As John Maxwell points out in his book The Difference Maker, change must be managed. It is one thing to make a change but, to be effective, leaders and administrators must manage the change they institute. One of the simplest ways to manage the change of creating a new position or of shuffling responsibilities assigned to current positions within an organization is to create detailed job descriptions for new and for redefined positions.
A Venn diagram perfectly illustrates the need for accurate job descriptions for new and altered positions. Let the circle on the left represent a position that has existed in the organization for some time. Let the circle on the right represent a new position created by a visionary leader to meet needs that have arisen within the organization. The area inside the circle on the left and the area inside the circle on the right represent the responsibilities of each position as perceived by the employee holding that position. Without clear job descriptions for each position, the circles overlap and responsibilities are confused. The resulting confusion stems from two (or more) people trying to do the same job or trying to fulfill the same responsibilities. Conversely, responsibilities and tasks can be overlooked or forgotten altogether because each employee believes the other has it covered.

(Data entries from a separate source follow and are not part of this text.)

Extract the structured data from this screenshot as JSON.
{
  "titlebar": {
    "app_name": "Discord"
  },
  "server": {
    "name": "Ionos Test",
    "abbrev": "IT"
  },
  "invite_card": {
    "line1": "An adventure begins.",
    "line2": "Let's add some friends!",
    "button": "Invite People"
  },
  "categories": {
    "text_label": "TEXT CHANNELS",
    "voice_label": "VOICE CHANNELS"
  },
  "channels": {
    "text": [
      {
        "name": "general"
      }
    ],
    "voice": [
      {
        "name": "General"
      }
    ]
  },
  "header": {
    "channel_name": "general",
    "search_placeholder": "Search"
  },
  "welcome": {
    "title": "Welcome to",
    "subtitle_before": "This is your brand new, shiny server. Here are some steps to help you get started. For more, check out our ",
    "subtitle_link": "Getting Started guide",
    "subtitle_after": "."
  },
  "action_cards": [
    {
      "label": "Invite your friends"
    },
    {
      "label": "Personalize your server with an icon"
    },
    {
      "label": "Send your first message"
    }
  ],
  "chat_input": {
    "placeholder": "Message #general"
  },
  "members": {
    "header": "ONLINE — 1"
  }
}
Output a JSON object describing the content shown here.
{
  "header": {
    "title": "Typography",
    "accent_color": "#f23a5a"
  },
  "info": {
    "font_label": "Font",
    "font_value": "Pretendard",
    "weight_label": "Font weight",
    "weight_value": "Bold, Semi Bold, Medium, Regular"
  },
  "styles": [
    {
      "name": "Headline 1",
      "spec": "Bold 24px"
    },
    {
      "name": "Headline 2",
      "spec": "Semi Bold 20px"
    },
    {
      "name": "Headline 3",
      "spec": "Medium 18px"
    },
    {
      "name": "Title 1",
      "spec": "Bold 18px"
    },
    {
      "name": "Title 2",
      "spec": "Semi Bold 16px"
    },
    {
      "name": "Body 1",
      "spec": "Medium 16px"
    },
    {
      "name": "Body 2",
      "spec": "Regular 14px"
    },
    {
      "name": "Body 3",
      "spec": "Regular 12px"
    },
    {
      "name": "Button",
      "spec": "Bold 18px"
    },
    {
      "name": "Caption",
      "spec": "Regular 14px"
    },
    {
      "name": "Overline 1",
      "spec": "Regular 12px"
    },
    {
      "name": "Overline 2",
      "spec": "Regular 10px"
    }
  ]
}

Once job descriptions have been written, they should be given to each employee in the department, within the office, etc. In other words, if a position is created on the administrative team, all members of the team should be provided with the job description for the new position.
Furthermore, written job descriptions can contribute to the long-term stability of the organization. Without written job descriptions for each position in the organization, turnover of personnel and changes in leadership will lead to disorganization, confusion and inefficiency. Whether creating new positions or redefining pre-existing positions, written job descriptions are a must.